Huan Chen, Xinran Chen, Liangjie Lin, Shuhui Cai, Congbo Cai, Zhong Chen, Jiadi Xu, Lin Chen

Abstract

Purpose

To develop a deep learning-based method, dubbed Denoising CEST Network (DECENT), to fully exploit the spatiotemporal correlation prior to CEST image denoising.

Methods

DECENT is composed of two parallel pathways with different convolution kernel sizes aiming to extract the global and spectral features embedded in CEST images. Each pathway consists of a modified U-Net with residual Encoder-Decoder network and 3D convolution. Fusion pathway with 1 × 1 × 1 convolution kernel is utilized to concatenate two parallel pathways, and the output of DECENT is noise-reduced CEST images.

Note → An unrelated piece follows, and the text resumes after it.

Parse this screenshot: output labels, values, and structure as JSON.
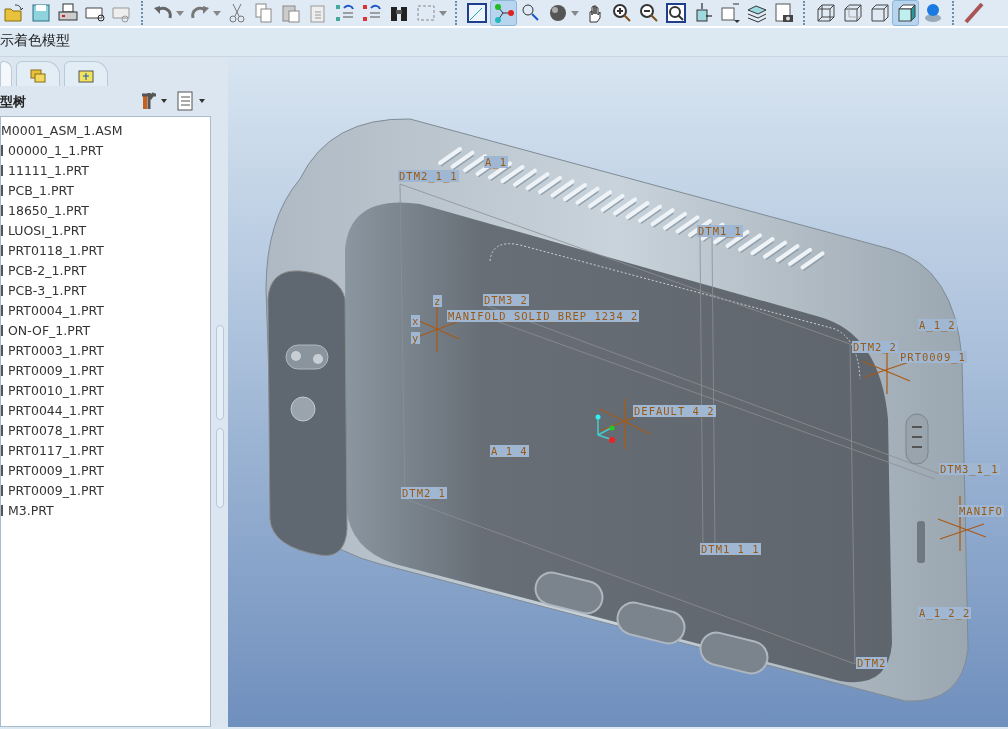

The performance of DECENT was validated in numerical simulations, egg white phantom experiments, and ischemic mouse brain and human skeletal muscle experiments in comparison with existing state-of-the-art denoising methods.

Results

Rician noise was added to CEST images to mimic a low SNR situation for numerical simulation, egg white phantom experiment, and mouse brain experiments, while human skeletal muscle experiments were of inherently low SNR. From the denoising results evaluated by peak SNR (PSNR) and structural similarity index (SSIM), the proposed deep learning-based denoising method (DECENT) can achieve better performance compared to existing CEST denoising methods such as NLmCED, MLSVD, and BM4D, avoiding complicated parameter tuning or time-consuming iterative processes.

Conclusions

DECENT can well exploit the prior spatiotemporal correlation knowledge of CEST images and restore the noise-free images from their noisy observations, outperforming state-of-the-art denoising methods.